(ROV “Luso” da Marinha Portuguesa)
A propósito da tragédia ambiental que a lúgrebe e ávida BP criou no Golfo do México alguns perguntam-se porque é tão dificil tapar uma fuga de petróleo no fundo do oceano… Isto pode parecer particularmente espantoso quando o Homem já conseguiu operar rovers em Marte e enviar sondas para a longínqua lua saturnina de Titã. Ora bem, o problema é que chegar a 1500 metros de profundidade pode ser mais fácil (e muito) do que chegar a Marte, mas uma vez lá, trabalhar nestas condições é provavelmente igualmente difícil.
Cada operação realizada com os submersíveis deve ser realizada com uma enorme precisão, sendo conduzida a partir da superfície, remotamente e com recurso a várias câmaras de alta resolução. Nestas condições, um pequeno erro pode deitar a perder anos de trabalho e… provocar uma tragédia ainda maior do que aquela que decorre hoje no Golfo do México.
Sejamos claros: a escala quase astronómica do Desastre é tão grande e as suas consequências para a economia dos Estados Unidos (a maior economia global) tão tremendas e a devastação ecológica tão enorme que terá consequências duradouras para toda a indústria petrolífera durante décadas. Certamente que por estes dias e entre as empresas do ramo, a BP não deve também ganhar concursos de popularidade…
A BP teve na génese destes desastre um problema de atitude: isso mesmo admitiu o seu CEO recentemente quando reconheceu que um desastre deste tipo era considerado internamente na empresa como sendo de “alta improbabilidade, elevado impacto” e reconhecendo no mesmo momento que “é indubitavelmente verdadeiro que não tínhamos as ferramentas que precisávamos”.
As dificuldades da BP resultam de estarmos perante perfurações de elevada profundidade, frequentemente com mais de um quilómetro feitas em reservatórios de petróleo de elevada pressão.

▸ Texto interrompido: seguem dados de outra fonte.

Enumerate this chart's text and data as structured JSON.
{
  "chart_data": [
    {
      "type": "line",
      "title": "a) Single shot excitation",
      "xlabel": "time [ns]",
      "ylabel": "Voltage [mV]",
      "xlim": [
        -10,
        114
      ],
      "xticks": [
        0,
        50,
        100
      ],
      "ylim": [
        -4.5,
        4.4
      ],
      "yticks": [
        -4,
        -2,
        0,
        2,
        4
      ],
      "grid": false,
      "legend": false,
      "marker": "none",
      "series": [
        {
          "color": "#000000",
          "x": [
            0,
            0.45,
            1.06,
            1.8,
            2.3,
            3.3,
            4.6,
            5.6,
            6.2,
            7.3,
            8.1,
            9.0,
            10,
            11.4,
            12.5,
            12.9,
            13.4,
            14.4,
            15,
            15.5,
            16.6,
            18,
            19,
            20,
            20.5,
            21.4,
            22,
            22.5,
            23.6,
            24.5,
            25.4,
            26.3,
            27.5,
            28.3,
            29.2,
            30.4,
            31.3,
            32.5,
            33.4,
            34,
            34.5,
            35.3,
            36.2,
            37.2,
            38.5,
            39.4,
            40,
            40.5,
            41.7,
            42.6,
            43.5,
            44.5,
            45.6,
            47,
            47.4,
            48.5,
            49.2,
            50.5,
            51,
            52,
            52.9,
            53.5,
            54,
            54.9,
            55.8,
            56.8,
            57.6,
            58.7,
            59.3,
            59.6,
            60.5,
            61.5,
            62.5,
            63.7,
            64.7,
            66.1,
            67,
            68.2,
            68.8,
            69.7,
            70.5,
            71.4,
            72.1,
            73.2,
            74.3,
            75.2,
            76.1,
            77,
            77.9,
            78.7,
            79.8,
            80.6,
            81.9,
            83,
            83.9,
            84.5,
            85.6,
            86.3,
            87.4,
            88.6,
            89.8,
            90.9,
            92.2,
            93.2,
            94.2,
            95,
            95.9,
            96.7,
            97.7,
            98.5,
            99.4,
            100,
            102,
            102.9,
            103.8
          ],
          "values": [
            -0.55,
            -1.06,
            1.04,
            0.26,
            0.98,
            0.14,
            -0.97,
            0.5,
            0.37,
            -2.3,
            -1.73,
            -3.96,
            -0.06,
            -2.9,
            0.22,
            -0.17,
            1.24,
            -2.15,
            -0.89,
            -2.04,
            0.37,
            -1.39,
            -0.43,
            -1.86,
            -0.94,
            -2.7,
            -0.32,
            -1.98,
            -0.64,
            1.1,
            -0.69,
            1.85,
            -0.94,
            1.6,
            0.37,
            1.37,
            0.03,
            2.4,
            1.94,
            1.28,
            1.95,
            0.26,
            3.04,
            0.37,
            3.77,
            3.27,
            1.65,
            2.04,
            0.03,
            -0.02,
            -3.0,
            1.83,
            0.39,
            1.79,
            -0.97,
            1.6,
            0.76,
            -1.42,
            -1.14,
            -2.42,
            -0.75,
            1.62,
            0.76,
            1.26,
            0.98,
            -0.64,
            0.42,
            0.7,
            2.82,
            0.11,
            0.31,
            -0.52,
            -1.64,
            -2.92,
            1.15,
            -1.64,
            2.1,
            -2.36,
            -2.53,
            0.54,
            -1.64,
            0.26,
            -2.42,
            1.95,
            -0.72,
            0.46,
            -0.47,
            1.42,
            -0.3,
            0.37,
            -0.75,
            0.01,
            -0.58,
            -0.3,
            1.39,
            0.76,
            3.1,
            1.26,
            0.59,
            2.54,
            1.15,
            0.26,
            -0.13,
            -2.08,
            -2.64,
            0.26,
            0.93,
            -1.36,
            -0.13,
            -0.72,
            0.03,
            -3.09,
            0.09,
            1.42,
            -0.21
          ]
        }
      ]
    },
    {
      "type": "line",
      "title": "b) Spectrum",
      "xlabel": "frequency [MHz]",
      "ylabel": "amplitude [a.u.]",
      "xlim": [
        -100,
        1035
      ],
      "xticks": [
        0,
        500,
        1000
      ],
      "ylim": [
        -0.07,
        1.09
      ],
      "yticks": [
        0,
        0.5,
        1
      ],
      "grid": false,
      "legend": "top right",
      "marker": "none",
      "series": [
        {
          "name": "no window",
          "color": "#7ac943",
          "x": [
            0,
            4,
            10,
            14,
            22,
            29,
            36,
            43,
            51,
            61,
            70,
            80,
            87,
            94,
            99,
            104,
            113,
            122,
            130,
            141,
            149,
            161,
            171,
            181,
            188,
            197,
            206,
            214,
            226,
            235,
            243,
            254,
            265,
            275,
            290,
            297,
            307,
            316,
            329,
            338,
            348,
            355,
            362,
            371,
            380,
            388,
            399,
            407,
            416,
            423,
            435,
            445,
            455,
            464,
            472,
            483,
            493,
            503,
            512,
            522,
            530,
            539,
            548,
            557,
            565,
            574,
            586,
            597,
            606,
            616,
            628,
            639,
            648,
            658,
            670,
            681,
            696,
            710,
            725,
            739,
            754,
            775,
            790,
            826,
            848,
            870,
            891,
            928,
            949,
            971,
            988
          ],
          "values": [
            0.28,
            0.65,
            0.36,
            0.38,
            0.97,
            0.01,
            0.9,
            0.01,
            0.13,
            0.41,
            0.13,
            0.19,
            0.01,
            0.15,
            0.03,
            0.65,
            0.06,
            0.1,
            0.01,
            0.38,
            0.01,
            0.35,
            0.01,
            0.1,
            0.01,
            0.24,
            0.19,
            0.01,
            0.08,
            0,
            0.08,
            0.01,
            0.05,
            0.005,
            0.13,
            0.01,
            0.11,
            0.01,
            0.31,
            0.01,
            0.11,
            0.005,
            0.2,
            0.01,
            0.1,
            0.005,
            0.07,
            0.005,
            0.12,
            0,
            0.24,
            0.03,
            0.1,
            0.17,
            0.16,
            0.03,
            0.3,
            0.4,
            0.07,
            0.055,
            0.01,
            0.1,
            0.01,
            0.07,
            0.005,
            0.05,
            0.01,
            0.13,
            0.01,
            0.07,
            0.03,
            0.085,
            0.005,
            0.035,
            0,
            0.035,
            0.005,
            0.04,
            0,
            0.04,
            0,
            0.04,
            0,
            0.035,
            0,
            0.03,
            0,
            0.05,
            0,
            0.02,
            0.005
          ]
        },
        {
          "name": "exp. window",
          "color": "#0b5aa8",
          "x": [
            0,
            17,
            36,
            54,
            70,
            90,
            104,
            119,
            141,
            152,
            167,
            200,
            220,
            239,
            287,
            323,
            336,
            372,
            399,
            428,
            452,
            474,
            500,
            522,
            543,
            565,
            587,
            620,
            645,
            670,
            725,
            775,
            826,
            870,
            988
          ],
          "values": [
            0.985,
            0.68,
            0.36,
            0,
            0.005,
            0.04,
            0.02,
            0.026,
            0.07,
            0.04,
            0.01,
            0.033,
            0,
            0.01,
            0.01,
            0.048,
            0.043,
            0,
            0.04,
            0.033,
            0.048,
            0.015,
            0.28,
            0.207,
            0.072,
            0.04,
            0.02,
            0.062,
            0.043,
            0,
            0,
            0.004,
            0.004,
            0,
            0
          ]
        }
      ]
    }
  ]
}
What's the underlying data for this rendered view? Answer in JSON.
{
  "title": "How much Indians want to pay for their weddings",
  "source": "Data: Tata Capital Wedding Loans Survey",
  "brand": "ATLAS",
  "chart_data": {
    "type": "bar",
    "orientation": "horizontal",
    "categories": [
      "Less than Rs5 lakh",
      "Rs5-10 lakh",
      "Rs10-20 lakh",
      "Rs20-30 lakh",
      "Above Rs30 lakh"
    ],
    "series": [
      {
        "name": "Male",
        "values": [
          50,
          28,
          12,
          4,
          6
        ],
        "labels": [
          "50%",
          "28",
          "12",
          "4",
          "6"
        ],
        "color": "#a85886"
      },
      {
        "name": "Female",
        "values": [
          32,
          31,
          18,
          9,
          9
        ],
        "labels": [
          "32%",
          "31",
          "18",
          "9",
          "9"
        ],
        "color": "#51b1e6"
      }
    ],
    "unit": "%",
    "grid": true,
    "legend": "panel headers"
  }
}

Os robots submarinos são conhecidos como ROVs e são eles os responsáveis por estes difíceis trabalhos. Controlados remotamente a partir da superfície, se o ROV se aproximar demasiado do fundo oceano, levanta sedimentos e bloqueará a visão ao próprio operador assim como a dos demais operadores que tenham ROVs a operar nas proximidades. Por outro lado se um operador esquece o local onde está o cordão umbilical que liga o seu ROV à superfície pode cortá-lo ou embaraçar-se nele. Todos os movimentos de um ROV têm que ser lentos e planeados. Se forem acelerados demasiado depressa continuam a andar, mesmo depois de desligado, a inércia continua a fazê-los mover e só podem ser parados com um impulso contrário dos motores. Tudo isto tem que ser feito contando sempre com o efeito das correntes e dos fluxos de água gerados pelos outros ROVs operando nas vizinhanças.
Todas estas dificuldades deveriam convencer as empresas que operam a estas profundidades e que sao por isso mesmo fontes inevitáveis de desastres e tomarem todas as percauções. Ora não foi isso que a BP fez! Bem pelo contrário! Sabe-se que poupou na válvula que poderia ter travado a fuga que hoje se diz vazar tanto petróleo por hora quanto a BP dizia que vazava por dia! A BP admite ter confiado “demasiado” na capacidade dos ROV para resolver problemas como este que viria a surgir agora com os tremendos – e sem precedência – impactos ecológicos e ambientais.